Studying the composition of water 

Phytoplankton and micro-algae, as primary producers, play a crucial role in these environments. Their biomass, detectable thanks to their light-absorbing capacity, is a key indicator of environmental conditions, reflecting the health of aquatic ecosystems. 

Particles composed of sediments as well as altered organic or inorganic materials, contribute to water turbidity and significantly influence biogeochemical cycles. Added to this is colored dissolved organic matter (CDOM), often originating from organic-rich systems such as peatlands, which stains the water a characteristic brown and reflects the presence of dissolved organic compounds.
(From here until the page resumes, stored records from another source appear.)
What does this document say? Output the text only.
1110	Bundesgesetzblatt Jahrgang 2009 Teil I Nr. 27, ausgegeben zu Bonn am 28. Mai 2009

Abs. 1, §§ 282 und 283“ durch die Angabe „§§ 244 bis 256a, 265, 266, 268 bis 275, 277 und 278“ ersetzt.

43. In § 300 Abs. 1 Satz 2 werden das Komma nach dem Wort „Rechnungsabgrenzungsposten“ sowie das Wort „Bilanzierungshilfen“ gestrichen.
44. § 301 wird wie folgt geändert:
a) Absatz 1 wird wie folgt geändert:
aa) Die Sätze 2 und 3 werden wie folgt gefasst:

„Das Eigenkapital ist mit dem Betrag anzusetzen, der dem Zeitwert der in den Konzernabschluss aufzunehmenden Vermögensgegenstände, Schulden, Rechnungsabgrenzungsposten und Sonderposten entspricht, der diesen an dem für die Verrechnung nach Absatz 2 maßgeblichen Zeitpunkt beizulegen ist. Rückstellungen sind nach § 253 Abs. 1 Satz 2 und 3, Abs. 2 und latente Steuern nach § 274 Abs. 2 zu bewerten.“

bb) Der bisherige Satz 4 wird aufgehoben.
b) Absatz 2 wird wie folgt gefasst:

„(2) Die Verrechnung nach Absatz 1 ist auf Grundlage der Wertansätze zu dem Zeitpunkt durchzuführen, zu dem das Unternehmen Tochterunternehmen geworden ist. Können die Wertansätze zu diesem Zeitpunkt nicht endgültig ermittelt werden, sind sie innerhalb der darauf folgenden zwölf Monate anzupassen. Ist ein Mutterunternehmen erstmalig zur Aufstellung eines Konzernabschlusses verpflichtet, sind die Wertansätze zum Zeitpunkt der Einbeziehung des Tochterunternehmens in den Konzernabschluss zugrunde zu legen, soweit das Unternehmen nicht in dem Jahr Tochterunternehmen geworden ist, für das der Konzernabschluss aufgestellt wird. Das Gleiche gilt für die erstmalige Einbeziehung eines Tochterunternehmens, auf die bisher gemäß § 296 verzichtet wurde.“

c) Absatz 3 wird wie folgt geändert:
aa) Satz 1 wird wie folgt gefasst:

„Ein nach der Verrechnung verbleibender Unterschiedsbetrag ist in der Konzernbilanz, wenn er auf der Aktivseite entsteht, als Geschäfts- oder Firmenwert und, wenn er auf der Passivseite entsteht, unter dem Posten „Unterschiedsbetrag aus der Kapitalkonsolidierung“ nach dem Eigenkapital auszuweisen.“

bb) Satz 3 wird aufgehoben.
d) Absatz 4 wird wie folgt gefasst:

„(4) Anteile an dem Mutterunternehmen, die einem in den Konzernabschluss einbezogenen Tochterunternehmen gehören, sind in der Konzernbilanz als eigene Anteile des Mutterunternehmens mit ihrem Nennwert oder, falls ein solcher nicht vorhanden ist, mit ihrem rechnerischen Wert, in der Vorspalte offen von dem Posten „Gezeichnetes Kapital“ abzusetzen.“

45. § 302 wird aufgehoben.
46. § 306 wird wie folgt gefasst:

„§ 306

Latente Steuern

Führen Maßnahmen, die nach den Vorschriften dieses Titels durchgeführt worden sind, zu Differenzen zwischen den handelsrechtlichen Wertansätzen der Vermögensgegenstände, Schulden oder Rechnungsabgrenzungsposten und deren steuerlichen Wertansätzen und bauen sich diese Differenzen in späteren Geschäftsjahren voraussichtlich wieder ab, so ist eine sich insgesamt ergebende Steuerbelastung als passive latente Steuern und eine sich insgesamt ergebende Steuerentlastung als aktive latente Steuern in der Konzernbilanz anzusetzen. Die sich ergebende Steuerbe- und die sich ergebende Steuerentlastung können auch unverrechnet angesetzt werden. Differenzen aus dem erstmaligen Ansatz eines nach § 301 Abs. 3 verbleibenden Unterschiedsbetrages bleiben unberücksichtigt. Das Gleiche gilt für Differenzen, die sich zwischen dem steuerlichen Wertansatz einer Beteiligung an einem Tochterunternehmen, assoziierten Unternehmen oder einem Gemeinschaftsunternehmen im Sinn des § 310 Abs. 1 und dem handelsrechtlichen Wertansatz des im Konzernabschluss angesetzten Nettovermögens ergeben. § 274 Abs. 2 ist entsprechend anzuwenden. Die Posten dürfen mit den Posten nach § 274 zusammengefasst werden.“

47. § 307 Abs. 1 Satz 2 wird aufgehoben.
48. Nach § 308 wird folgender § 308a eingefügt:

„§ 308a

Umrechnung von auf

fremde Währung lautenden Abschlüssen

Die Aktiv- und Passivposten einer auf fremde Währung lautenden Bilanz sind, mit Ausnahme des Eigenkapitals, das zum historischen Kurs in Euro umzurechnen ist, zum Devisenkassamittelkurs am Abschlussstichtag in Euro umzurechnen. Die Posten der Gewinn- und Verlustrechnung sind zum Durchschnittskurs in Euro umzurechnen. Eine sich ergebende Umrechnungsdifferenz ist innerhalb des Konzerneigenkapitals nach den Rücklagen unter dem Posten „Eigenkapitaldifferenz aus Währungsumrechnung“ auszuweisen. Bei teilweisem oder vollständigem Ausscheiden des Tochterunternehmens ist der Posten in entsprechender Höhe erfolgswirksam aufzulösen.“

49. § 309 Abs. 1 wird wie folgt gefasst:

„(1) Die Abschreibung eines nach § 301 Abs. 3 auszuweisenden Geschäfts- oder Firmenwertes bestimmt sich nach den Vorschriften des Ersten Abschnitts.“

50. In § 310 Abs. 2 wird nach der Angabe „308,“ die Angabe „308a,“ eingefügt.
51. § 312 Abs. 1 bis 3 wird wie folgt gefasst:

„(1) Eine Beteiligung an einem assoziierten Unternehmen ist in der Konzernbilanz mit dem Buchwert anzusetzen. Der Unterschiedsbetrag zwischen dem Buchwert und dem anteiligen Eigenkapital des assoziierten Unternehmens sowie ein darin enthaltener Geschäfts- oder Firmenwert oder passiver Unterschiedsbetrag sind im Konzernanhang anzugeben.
Together, these elements illustrate the complexity of the biological, chemical and physical interactions that shape the dynamics of aquatic ecosystems. In recent studies, this approach, little explored in limnology, has allowed Dr. Minaudo to identify significant episodes of calcite precipitation in the Sau reservoir, such as an event in 2017 that even impacted the Susqueda reservoir. 

Optical properties of water to protect aquatic biodiversity 

Finally, the optical properties of water can be used to quantify phytoplankton biomasses by in situ measurements or by remote sensing, providing an additional tool for monitoring water masses. The optical properties of water are not limited to scientific understanding: they are a tool to monitor, restore and protect our aquatic ecosystems. Discoveries in hydrodynamics, chemistry and remote sensing offer new perspectives for managing and protecting aquatic ecosystems in an increasingly changing world.